Monday 24 June 2013


New new new. Actually it's not new at all. It's over twenty years old - you could even say it's nearly thirty years old. But it sounds great. It's really interesting and I am so happy to have stumbled across it because it is just a really cool sound: this is 'Shilela' by Hailu Mergia.

What? Who? Well, Hailu Mergia is an Ethiopian one-man-band who first released the record on which this song appears in 1985. It is only down to the good eyes and ears of Awesome Tapes From Africa, a record label which as far as I can make out started life as a blog (specialising, as you can guess, in music from Africa), that I heard this song last week. Now I find out that the Washington City Paper has written an article about the re-release of the album, as well as interviewing Hailu Mergia himself, who is now working as a cab driver in Washington - and I think: how amazing that a certifiably "dead" recording should be unearthed and resurrected in this way, written about in the press, listened to, liked and shared by a completely new generation.

BUT YES. The album is called Hailu Mergia & His Classical Instrument and is out 25th June. 'Shilela' of course is just one song from that collection of songs, but it gives a pretty good inkling into what you will find upon listening.

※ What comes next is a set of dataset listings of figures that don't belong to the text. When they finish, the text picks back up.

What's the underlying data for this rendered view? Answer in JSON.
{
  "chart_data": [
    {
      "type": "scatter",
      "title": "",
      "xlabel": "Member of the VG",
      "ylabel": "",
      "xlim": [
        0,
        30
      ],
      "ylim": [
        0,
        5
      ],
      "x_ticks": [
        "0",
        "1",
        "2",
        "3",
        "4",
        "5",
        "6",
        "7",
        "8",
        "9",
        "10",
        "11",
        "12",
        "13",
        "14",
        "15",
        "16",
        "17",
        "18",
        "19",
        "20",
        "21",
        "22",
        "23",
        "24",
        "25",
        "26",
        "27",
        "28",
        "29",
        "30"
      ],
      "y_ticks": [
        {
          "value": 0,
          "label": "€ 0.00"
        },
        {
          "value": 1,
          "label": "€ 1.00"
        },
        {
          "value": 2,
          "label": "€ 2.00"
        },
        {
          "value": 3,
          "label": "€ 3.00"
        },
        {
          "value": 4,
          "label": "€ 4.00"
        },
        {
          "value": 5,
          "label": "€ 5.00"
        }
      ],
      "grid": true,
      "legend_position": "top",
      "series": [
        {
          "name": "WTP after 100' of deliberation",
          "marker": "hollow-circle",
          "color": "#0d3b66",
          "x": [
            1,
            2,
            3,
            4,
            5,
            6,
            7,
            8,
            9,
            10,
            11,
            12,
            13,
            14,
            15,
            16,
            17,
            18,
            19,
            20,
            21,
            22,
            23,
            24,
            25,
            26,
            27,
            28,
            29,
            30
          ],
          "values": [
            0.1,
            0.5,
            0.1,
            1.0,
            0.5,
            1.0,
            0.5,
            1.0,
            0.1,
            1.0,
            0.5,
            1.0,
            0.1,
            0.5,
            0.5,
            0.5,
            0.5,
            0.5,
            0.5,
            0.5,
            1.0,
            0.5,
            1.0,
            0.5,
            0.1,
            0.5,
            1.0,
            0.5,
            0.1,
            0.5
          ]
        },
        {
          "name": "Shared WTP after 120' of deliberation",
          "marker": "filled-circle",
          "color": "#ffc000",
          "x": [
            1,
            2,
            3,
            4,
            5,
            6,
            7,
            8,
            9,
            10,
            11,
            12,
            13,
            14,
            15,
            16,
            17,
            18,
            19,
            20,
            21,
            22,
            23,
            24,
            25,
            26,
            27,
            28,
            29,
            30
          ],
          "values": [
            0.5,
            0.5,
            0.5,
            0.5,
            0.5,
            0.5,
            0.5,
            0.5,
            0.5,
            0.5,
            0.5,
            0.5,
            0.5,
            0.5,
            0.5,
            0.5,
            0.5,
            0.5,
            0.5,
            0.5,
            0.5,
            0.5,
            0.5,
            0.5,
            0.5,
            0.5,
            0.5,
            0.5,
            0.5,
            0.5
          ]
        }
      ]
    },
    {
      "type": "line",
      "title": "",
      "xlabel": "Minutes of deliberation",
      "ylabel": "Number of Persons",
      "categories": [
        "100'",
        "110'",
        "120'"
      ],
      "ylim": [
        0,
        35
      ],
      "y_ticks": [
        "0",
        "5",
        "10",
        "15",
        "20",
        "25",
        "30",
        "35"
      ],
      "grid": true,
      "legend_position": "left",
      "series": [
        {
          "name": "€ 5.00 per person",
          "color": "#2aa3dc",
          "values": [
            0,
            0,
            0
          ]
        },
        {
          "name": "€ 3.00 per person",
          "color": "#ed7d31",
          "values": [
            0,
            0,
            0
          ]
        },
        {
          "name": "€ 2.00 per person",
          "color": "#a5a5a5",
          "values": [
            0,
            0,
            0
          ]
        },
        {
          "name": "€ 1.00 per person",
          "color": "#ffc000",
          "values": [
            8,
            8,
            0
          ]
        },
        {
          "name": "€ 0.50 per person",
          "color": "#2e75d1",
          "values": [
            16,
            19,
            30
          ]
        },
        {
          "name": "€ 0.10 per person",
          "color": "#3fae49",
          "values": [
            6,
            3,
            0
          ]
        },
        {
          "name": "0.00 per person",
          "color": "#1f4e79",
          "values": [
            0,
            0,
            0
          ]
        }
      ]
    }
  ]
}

Traditional Ethiopian music in the form of jazzy accordion stylings combined with synthesiser sensibilities.

The synth in this particular song is immense, bold without overpowering everything else, warm and soft-edged, like a set of winding waterfalls made of viscous cartoon-clouds instead of water. An electric piano jazzes out in the background, whilst the accordion - the integral part of this song and I believe the whole album - patters like drips of sunlight over the top, creating a virtuoso dot-to-dot of traditional Ethiopian music. Although it is generally unchanging throughout, I think that is the point: Shilela is also the name of a patriotic traditional song, and it is unchanging, almost as if the repetition plays a part in drawing you in to its melody.

In any case, I like it a lot. The fact that it sounds old gives it even more of a boost in my opinion: it's supposed to sound that way. It is wholly and wholesomely analogue, live and real - the accordion nearly sounds as though it is breathless throughout its performance. Lovely stuff.